Table 1.
Term | Description |
Buydown | Promotional or time-limited product price reductions (eg, $1.00 off a pack of Marlboro cigarettes). With a buydown, the retailer lowers the price of the product by a set amount negotiated with the manufacturer and tracks the number of discounts given, the manufacturer then reimburses the retailer at the end of a set period.

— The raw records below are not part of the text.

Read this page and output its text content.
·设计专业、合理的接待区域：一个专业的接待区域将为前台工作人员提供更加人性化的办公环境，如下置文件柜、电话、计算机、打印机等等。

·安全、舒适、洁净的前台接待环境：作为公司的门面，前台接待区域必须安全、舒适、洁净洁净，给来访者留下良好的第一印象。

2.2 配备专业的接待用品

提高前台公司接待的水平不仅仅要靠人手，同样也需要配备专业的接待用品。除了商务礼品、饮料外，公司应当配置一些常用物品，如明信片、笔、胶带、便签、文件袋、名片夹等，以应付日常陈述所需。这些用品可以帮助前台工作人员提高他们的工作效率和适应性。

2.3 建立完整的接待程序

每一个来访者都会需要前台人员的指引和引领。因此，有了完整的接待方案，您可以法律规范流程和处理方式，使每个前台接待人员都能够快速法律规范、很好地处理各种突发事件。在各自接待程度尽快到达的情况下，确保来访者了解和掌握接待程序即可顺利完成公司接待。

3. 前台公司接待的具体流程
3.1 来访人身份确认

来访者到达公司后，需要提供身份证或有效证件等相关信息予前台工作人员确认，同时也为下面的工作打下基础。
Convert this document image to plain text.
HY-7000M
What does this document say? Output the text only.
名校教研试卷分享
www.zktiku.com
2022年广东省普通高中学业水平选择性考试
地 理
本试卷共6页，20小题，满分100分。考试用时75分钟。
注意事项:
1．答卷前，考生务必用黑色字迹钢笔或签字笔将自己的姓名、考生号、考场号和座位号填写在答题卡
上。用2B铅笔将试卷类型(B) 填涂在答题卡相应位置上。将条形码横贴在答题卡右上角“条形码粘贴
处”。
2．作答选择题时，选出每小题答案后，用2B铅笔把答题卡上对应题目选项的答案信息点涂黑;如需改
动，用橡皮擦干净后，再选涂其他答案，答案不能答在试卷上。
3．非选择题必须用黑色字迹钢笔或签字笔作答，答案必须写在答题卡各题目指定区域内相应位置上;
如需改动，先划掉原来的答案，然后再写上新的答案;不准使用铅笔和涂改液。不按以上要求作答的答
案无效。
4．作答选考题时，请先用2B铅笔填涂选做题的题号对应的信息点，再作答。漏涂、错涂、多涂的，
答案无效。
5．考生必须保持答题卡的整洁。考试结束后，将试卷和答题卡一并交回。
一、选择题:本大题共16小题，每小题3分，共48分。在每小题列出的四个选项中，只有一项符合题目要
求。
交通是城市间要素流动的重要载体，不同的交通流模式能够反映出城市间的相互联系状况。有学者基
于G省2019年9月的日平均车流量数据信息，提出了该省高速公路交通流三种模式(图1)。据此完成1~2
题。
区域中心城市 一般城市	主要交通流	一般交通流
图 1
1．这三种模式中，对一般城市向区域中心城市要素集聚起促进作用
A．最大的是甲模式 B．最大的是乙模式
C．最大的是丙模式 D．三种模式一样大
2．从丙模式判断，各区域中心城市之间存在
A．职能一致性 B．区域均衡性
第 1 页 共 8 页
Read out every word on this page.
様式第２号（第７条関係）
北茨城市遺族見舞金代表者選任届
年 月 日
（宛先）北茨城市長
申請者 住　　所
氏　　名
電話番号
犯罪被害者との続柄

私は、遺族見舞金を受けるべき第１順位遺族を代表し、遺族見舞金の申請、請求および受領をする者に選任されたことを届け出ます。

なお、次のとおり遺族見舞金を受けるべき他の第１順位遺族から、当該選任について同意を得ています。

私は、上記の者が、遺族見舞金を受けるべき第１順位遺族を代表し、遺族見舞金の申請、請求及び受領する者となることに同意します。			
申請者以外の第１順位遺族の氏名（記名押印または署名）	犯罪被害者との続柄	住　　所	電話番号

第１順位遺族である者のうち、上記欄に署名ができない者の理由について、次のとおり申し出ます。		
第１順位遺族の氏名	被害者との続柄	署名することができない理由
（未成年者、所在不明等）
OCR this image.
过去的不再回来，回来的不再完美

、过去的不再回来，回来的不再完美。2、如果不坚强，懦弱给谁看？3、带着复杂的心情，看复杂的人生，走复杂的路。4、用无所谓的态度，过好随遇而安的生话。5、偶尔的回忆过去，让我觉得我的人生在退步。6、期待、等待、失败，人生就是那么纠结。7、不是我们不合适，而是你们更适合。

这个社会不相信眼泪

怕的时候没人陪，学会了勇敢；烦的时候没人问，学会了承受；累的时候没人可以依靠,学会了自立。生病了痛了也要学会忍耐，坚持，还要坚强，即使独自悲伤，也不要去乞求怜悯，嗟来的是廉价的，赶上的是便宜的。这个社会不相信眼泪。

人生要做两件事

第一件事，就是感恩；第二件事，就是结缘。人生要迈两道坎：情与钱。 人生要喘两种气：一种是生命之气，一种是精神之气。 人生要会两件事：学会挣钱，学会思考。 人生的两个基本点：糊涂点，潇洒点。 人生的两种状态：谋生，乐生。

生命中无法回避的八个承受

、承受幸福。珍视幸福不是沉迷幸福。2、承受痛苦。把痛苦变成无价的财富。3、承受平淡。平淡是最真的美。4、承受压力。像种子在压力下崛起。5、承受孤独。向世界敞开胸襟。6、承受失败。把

Stores without a contract or agreement with manufacturers are unable to provide discounted tobacco products to their consumers. |
Contract | Agreement between tobacco manufacturers and retailers that entails requirements and incentives from manufacturers to retailers (eg, Philip Morris Retail Leaders Program, RJ Reynolds Retail Partners Marketing Plan Contract (RPMPC), Brown & Williamson’s Kool Inner City Point-of-Purchase [POP] Program). |
Incentive | Rewards (eg, free items, monetary gifts, tickets for events or trips) given to retailers for participating in contracts with tobacco manufacturers and abiding by the requirements stipulated. |
Placement* | The location where a product is positioned for the consumer. |
Price* | The amount that a consumer pays for a product. |
Product* | The specific item or good produced by a manufacturer and obtained by a consumer. |
Promotion* | The advertising efforts used to highlight a product. |
Requirement | Standards (eg, 30% of shelf space) or actions expected by tobacco manufacturers of retailers who participate in contracts to receive incentives. |
Slotting fee (slotting payment, listing fee) | Payments by tobacco manufacturers to retailers in exchange for guaranteed shelf space for new or existing products. |
Trade promotions | Marketing focused on wholesalers and retailers, instead of focused directly on the consumer through mass media channels. |
*Placement, price, product, and promotion form the four ‘P’s’ of marketing.